Arnaud Dolmen, l’impressionniste musical

Entretien avec le batteur Arnaud Dolmen à propos de son nouvel album, Adjusting.

Arnaud Dolmen (Baptiste Le Quignou)

Considéré à juste titre comme l’un des meilleurs batteurs actuels (on peut le retrouver notamment avec Naïssam Jalal, Laurent de Wilde, David Linx ou encore Jacques Schwarz-Bart…), Arnaud Dolmen n’en est pas moins un compositeur d’exception. Ses racines caribéennes sont pour lui autant de ressources d’ouverture sur des horizons musicaux démultipliés.

Arnaud Dolmen, Jazz sous les pommiers, Coutances, 2019 (Gérard Boisnel)

- Lorsque vous composez, votre intention première est-elle rythmique ou bien mélodique ?
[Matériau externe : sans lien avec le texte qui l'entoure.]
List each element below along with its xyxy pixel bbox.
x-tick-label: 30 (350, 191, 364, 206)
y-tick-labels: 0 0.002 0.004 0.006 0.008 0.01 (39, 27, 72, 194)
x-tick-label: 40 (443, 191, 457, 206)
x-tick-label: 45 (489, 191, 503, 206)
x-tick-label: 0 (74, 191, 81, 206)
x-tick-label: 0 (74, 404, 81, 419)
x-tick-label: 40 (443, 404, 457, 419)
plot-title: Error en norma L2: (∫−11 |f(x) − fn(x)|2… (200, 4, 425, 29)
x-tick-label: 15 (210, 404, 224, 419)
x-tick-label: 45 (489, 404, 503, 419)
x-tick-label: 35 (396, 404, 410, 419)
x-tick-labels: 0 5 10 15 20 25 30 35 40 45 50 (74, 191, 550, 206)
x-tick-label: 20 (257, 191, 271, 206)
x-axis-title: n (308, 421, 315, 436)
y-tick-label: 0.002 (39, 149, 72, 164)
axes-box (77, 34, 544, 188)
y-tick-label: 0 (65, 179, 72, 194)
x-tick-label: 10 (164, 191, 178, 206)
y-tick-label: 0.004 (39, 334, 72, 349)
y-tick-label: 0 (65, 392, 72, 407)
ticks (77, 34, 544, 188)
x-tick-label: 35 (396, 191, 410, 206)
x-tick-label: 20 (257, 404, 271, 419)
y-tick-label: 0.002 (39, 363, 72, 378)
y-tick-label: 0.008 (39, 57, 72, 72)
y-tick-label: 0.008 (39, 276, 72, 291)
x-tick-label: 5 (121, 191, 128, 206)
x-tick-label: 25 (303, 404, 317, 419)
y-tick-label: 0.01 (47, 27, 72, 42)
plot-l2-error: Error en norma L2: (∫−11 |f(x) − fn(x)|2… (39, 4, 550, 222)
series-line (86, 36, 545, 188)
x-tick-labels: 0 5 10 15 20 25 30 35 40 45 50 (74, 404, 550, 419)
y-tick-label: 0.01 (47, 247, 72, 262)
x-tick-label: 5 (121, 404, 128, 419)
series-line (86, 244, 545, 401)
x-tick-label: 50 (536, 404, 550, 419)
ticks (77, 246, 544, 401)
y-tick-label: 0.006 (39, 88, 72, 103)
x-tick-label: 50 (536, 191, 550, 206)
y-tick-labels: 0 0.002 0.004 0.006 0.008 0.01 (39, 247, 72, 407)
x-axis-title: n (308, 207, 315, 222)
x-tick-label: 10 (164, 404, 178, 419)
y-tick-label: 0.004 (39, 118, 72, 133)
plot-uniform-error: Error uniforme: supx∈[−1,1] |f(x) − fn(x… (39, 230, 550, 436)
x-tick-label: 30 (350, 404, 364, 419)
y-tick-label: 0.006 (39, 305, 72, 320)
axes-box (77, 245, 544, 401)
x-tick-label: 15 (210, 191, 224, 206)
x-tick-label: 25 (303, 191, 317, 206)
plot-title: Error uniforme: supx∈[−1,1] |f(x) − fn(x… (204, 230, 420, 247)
Tout dépend des morceaux, de mon humeur, des émotions du moment. Ça peut partir d’un groove à la batterie, d’une couleur ou d’un accord au piano, voire d’une mélodie que j’ai enregistrée sur mon téléphone dans les transports, par exemple. En fait, tout cela fonctionne beaucoup à l’instinct.

- Quand avez-vous commencé à travailler sur votre nouvel album ?

J’avais déjà quelques compositions après la sortie de « Tonbé Lévé » en 2017, mon premier album en leader. Puis le travail majeur a été réalisé lors d’une résidence artistique au Comptoir, à Fontenay-sous-Bois. Avec les imprévus de la vie, j’ai dû réarranger la musique pour un quartet sans piano, avec deux saxophones ! Par la suite, enregistrer au studio de Meudon était une évidence. Pour des raisons pratiques : il est proche de Paris, j’ai l’habitude d’y travailler et il y a des facilités de restauration sur place. J’aime particulièrement leurs deux pianos au son parfait. Mais surtout, l’équipe y est très compétente, notamment l’ingénieur du son Julien Bassères. Dans ce studio, on ne se sent pas du tout enfermé.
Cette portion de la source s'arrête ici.